April Fools’ Day and Jane Conway sat hunched over her desk and stared without seeing at the pile of Grade Nine lab reports in front of her. If only she could force herself to mark them, to get them done and out of the way. The childishly messy script and awkward diagrams of the one lying on the top of the pile depressed her. Perhaps if she put that one at the bottom and started with a slightly better-looking one? This was a stupid game to try to play with herself. She ran her fingers through her light brown hair with irritation to lift it off her face. God, how she hated Sundays! Dreary, drab, dull—the April sun poured in through her dirty windows and made her apartment look tawdry and poor. And she was tired, tired beyond belief, and felt wretched. The scene in Miss Johnson’s office kept crowding into her mind, the scene when her last thin thread of security and respectability had been neatly sliced.

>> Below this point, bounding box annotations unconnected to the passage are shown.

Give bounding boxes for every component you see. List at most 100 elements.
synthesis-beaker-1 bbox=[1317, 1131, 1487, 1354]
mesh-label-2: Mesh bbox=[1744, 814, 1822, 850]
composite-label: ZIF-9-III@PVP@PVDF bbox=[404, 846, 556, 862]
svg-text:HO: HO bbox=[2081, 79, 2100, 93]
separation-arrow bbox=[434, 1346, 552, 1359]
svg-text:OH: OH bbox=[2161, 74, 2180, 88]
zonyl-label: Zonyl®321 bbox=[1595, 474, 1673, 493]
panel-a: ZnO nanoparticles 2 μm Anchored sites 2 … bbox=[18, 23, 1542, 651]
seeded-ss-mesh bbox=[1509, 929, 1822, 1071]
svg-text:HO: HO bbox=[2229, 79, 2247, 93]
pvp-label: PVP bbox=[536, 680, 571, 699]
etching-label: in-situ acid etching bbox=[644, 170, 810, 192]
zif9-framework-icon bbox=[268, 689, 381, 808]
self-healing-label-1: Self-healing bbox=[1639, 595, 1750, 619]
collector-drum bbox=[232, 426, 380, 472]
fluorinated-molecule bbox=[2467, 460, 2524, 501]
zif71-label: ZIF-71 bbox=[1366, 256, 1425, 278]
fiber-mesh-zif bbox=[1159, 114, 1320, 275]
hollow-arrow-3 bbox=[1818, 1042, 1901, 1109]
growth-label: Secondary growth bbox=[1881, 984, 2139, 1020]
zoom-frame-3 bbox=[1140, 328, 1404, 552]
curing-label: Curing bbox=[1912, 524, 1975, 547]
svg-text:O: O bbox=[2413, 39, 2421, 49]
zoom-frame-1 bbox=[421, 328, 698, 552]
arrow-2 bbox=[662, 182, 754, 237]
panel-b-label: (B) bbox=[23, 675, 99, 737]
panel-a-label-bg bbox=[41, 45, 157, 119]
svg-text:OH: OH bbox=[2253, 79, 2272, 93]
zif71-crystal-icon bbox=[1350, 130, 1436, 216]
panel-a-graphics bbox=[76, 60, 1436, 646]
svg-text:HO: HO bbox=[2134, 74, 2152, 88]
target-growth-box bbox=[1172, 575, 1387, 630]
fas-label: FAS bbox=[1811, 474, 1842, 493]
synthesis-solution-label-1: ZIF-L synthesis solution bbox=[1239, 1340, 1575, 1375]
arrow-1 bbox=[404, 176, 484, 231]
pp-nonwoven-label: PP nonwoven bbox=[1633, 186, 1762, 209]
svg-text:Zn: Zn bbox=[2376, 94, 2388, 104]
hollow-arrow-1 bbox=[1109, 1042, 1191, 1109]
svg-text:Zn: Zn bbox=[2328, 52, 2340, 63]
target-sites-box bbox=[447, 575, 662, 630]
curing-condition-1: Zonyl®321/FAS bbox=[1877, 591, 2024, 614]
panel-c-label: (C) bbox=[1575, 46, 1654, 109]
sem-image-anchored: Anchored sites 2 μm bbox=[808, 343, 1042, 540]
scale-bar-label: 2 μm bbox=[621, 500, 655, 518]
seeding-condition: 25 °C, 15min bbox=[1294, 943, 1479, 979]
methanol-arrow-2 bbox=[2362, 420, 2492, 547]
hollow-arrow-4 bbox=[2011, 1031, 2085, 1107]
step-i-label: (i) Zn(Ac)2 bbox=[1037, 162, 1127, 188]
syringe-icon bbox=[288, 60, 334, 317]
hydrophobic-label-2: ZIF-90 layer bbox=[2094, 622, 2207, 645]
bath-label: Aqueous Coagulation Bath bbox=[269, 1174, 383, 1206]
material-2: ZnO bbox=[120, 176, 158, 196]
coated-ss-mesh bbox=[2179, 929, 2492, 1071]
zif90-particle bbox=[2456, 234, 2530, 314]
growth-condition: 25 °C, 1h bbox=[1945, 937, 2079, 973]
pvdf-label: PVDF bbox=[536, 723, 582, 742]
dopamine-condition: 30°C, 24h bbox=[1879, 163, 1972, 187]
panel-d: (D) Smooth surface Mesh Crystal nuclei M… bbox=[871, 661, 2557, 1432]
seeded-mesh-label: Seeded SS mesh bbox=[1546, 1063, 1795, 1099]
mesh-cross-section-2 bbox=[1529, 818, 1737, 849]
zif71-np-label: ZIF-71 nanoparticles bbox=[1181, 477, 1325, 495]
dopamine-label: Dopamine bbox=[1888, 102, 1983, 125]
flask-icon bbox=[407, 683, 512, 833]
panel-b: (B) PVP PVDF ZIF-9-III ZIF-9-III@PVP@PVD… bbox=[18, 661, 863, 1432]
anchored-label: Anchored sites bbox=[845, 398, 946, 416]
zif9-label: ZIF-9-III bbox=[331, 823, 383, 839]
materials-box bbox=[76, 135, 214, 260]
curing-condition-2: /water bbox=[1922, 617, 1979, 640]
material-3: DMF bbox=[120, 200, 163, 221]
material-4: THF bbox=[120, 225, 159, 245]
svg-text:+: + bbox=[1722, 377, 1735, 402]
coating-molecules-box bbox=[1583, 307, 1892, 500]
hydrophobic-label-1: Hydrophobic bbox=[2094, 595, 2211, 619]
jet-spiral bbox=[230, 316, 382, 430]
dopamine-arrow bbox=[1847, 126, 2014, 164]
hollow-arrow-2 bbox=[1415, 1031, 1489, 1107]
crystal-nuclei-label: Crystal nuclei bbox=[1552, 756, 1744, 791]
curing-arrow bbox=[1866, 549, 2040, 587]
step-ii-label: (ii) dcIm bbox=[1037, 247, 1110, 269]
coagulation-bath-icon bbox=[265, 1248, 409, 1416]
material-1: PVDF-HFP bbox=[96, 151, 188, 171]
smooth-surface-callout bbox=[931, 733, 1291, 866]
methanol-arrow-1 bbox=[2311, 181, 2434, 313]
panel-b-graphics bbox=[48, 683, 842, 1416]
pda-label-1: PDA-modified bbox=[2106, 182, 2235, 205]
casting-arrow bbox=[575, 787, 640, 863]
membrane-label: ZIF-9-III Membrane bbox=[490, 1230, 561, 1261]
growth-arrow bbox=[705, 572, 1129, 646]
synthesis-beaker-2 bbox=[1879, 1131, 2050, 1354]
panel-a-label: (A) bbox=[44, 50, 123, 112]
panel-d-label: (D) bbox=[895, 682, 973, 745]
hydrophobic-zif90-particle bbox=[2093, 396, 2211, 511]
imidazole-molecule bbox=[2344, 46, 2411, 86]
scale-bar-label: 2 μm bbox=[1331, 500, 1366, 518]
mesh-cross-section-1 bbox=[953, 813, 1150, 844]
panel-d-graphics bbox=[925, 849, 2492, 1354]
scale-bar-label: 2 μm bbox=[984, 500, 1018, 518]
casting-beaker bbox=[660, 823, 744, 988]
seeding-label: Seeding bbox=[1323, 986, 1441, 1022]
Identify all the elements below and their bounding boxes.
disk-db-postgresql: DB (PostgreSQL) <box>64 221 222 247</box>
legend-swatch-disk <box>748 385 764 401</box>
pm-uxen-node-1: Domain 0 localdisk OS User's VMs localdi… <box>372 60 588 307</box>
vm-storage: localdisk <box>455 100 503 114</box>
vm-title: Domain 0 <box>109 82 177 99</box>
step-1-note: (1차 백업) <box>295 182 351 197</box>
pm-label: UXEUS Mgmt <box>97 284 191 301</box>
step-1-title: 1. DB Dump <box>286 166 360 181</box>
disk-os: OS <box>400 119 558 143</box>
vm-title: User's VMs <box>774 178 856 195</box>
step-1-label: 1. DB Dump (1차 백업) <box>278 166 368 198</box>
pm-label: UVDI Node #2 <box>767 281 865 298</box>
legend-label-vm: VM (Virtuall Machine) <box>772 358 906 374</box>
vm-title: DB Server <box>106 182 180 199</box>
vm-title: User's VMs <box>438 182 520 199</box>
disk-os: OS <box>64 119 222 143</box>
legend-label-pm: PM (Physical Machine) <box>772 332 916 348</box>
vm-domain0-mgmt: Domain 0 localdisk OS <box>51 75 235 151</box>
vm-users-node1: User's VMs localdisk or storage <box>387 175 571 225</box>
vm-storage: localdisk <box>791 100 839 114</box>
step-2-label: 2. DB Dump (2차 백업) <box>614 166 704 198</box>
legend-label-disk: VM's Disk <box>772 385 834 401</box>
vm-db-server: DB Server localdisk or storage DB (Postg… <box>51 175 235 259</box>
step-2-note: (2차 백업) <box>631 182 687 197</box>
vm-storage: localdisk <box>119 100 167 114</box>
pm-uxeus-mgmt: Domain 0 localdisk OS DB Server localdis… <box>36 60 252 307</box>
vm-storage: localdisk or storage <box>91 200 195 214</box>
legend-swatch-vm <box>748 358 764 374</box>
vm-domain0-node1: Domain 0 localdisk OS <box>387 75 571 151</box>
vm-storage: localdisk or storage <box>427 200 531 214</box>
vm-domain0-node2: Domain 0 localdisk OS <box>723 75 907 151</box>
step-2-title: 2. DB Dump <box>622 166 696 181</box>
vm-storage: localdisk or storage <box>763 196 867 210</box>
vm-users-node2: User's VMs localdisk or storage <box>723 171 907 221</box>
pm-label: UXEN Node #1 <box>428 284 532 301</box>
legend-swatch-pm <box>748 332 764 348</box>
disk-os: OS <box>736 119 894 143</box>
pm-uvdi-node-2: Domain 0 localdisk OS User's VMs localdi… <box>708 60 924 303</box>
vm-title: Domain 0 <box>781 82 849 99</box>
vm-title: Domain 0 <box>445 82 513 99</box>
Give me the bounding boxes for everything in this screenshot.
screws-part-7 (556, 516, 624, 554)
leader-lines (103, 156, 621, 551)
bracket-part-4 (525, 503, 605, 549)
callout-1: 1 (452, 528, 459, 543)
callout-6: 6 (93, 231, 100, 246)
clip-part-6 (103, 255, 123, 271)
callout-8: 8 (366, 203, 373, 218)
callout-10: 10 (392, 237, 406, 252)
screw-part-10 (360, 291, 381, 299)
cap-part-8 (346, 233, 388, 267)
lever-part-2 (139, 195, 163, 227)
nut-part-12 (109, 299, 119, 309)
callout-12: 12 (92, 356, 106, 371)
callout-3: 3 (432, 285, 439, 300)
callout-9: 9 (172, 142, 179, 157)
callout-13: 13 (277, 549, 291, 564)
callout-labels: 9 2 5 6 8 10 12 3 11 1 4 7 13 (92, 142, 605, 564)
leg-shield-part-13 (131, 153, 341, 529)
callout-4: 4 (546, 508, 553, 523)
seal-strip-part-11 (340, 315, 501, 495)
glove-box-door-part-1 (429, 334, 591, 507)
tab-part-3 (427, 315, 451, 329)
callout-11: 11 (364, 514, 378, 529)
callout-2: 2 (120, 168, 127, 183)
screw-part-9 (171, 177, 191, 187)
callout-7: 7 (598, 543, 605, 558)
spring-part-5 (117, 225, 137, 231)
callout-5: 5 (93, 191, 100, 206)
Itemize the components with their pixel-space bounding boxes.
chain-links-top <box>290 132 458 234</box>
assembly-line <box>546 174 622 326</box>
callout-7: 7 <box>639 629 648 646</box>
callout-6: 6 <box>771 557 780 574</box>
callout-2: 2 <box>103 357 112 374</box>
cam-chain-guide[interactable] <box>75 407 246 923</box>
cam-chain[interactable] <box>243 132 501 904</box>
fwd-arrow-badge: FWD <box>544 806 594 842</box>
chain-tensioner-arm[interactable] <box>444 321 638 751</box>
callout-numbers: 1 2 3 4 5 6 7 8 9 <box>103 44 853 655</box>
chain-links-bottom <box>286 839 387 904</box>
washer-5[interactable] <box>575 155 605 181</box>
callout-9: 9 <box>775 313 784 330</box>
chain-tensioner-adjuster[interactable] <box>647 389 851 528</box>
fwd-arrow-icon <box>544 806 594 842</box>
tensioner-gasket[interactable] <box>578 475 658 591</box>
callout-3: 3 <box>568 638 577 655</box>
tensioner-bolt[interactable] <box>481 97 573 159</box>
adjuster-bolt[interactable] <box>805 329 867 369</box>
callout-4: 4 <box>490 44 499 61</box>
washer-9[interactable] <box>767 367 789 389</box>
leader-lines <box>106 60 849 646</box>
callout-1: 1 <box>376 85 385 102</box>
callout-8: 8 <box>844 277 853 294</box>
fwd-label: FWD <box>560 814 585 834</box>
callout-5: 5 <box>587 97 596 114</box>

It had been classic. Friday afternoon, that’s when they always give you the bad news, so you can spend the weekend digging your fingernails into your palms in rage and despair on your own time, instead of theirs. It wasn’t really that she liked teaching. She had hated that first year, and realized that most of the students disliked her, except for a few drooping masochists who licked her boots and fawned pathetically for the occasional smile or pat of approval. It was Doug, in his smugly practical way, who told her that if she hated it, she should quit at Christmas; but of course she hadn’t. She had waited until her one-year contract hadn’t been renewed, so that she could suffer through the maximum amount of humiliation over it all. Graduate school had seemed such a haven at that point. In her naiveté she had thought that no one could fire you from graduate school. They just don’t call it that. Now what was she going to do? For years she had known that she would need a safe, conservative job to balance her private self, or. . . . Already she could feel herself being sucked into the dark chaos she sensed was all around her. Dammit! They had almost promised her when she had taken this crummy fill-in appointment—five months, and having to work with someone else’s notes and ideas, with every student comparing you unfavourably with the person you were replacing—had promised that when the science department expanded next year, there would be a job for her. Now what was she going to do? But her mind refused to consider the future. When she tried to think about it, her mind shied away, dodged, turned to other things, refused to compute beyond tomorrow’s teaching load.